Rose-Line est derrière la porte. Je la prends dans mes bras pour mieux me perdre dans ses yeux, mieux accueillir sa petite voix et m’imprégner de sa paix. Cherchant à ce que je la repose à terre, elle prend ma main pour me guider vers son univers. Rose-Line est toujours fidèle à sa nature profondément humaine et sincère. Elle ne cache pas son amour pour les autres, elle l’exprime, le crie, elle n’en a pas honte. Elle n’a pas peur de montrer sa fragilité, d’ouvrir ses bras, de dire je t’aime. Elle n’est pas effrayée par les émotions qui s’ouvrent à elle. Ma petite sœur rit, pleure, s’enthousiasme, s’émerveille, admire, encourage, se désespère ou capitule.
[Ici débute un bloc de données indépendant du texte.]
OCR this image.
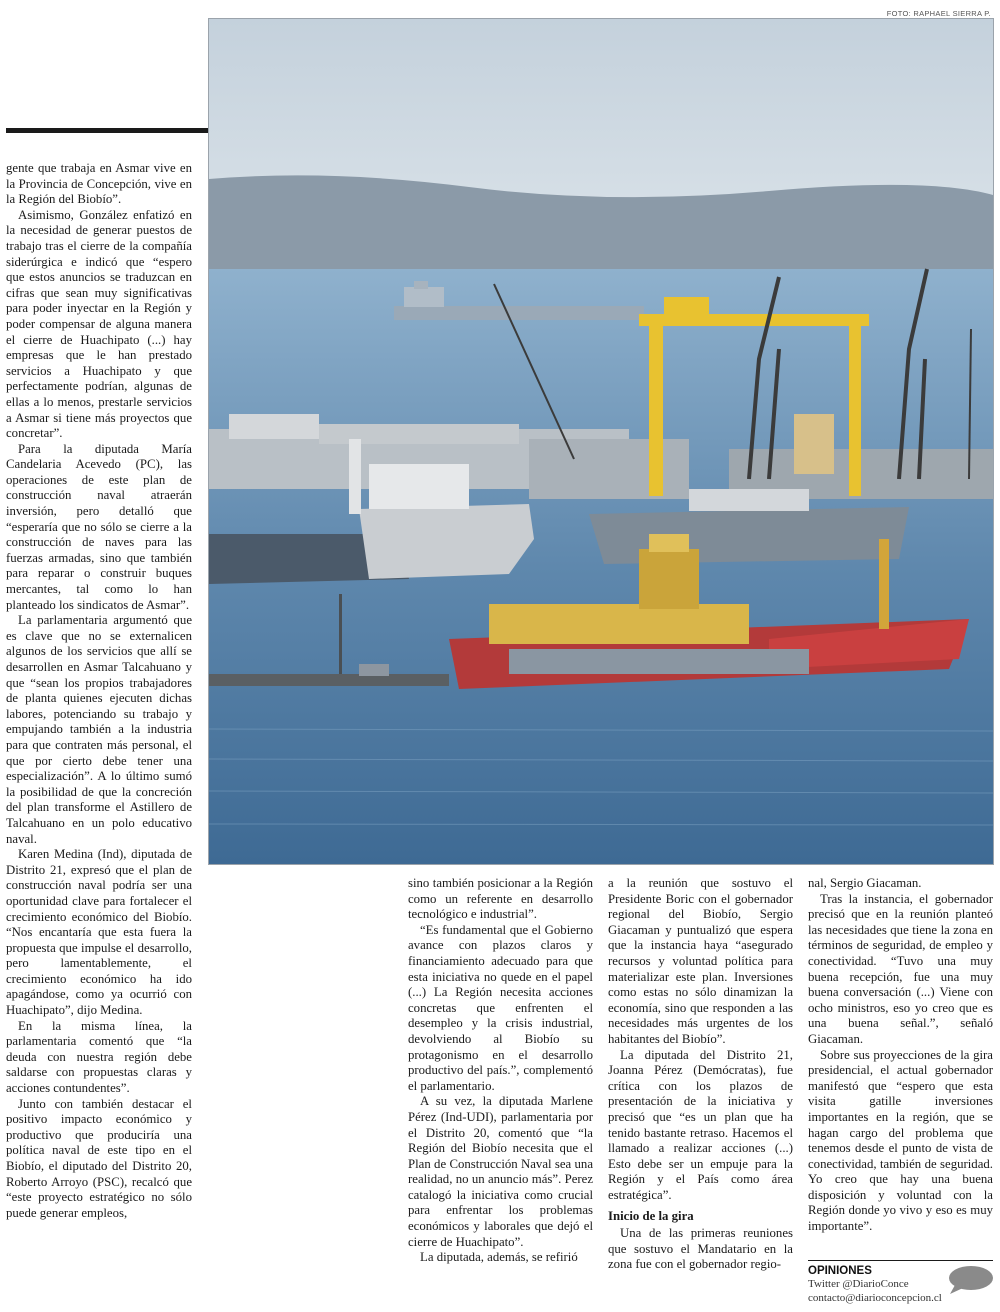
FOTO: RAPHAEL SIERRA P.

gente que trabaja en Asmar vive en la Provincia de Concepción, vive en la Región del Biobío”.

Asimismo, González enfatizó en la necesidad de generar puestos de trabajo tras el cierre de la compañía siderúrgica e indicó que “espero que estos anuncios se traduzcan en cifras que sean muy significativas para poder inyectar en la Región y poder compensar de alguna manera el cierre de Huachipato (...) hay empresas que le han prestado servicios a Huachipato y que perfectamente podrían, algunas de ellas a lo menos, prestarle servicios a Asmar si tiene más proyectos que concretar”.

Para la diputada María Candelaria Acevedo (PC), las operaciones de este plan de construcción naval atraerán inversión, pero detalló que “esperaría que no sólo se cierre a la construcción de naves para las fuerzas armadas, sino que también para reparar o construir buques mercantes, tal como lo han planteado los sindicatos de Asmar”.

La parlamentaria argumentó que es clave que no se externalicen algunos de los servicios que allí se desarrollen en Asmar Talcahuano y que “sean los propios trabajadores de planta quienes ejecuten dichas labores, potenciando su trabajo y empujando también a la industria para que contraten más personal, el que por cierto debe tener una especialización”. A lo último sumó la posibilidad de que la concreción del plan transforme el Astillero de Talcahuano en un polo educativo naval.

Karen Medina (Ind), diputada de Distrito 21, expresó que el plan de construcción naval podría ser una oportunidad clave para fortalecer el crecimiento económico del Biobío. “Nos encantaría que esta fuera la propuesta que impulse el desarrollo, pero lamentablemente, el crecimiento económico ha ido apagándose, como ya ocurrió con Huachipato”, dijo Medina.

En la misma línea, la parlamentaria comentó que “la deuda con nuestra región debe saldarse con propuestas claras y acciones contundentes”.

Junto con también destacar el positivo impacto económico y productivo que produciría una política naval de este tipo en el Biobío, el diputado del Distrito 20, Roberto Arroyo (PSC), recalcó que “este proyecto estratégico no sólo puede generar empleos,

sino también posicionar a la Región como un referente en desarrollo tecnológico e industrial”.

“Es fundamental que el Gobierno avance con plazos claros y financiamiento adecuado para que esta iniciativa no quede en el papel (...) La Región necesita acciones concretas que enfrenten el desempleo y la crisis industrial, devolviendo al Biobío su protagonismo en el desarrollo productivo del país.”, complementó el parlamentario.

A su vez, la diputada Marlene Pérez (Ind-UDI), parlamentaria por el Distrito 20, comentó que “la Región del Biobío necesita que el Plan de Construcción Naval sea una realidad, no un anuncio más”. Perez catalogó la iniciativa como crucial para enfrentar los problemas económicos y laborales que dejó el cierre de Huachipato”.

La diputada, además, se refirió

a la reunión que sostuvo el Presidente Boric con el gobernador regional del Biobío, Sergio Giacaman y puntualizó que espera que la instancia haya “asegurado recursos y voluntad política para materializar este plan. Inversiones como estas no sólo dinamizan la economía, sino que responden a las necesidades más urgentes de los habitantes del Biobío”.

La diputada del Distrito 21, Joanna Pérez (Demócratas), fue crítica con los plazos de presentación de la iniciativa y precisó que “es un plan que ha tenido bastante retraso. Hacemos el llamado a realizar acciones (...) Esto debe ser un empuje para la Región y el País como área estratégica”.

Inicio de la gira

Una de las primeras reuniones que sostuvo el Mandatario en la zona fue con el gobernador regio-

nal, Sergio Giacaman.

Tras la instancia, el gobernador precisó que en la reunión planteó las necesidades que tiene la zona en términos de seguridad, de empleo y conectividad. “Tuvo una muy buena recepción, fue una muy buena conversación (...) Viene con ocho ministros, eso yo creo que es una buena señal.”, señaló Giacaman.

Sobre sus proyecciones de la gira presidencial, el actual gobernador manifestó que “espero que esta visita gatille inversiones importantes en la región, que se hagan cargo del problema que tenemos desde el punto de vista de conectividad, también de seguridad. Yo creo que hay una buena disposición y voluntad con la Región donde yo vivo y eso es muy importante”.

OPINIONES
Twitter @DiarioConce
contacto@diarioconcepcion.cl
Elle vit avec vérité, sans arme ni armure… est-ce cela qui la perdra ?

 

Elle m'emmène dans le salon pour me montrer son dessin : un immense soleil avec des rayons qui descendent jusqu’à terre, avec, au milieu de la page, deux bonhommes qui se tiennent la main.

 

  • C’est Gabriel et Rose Line, me dit-elle de son sourire désarmant.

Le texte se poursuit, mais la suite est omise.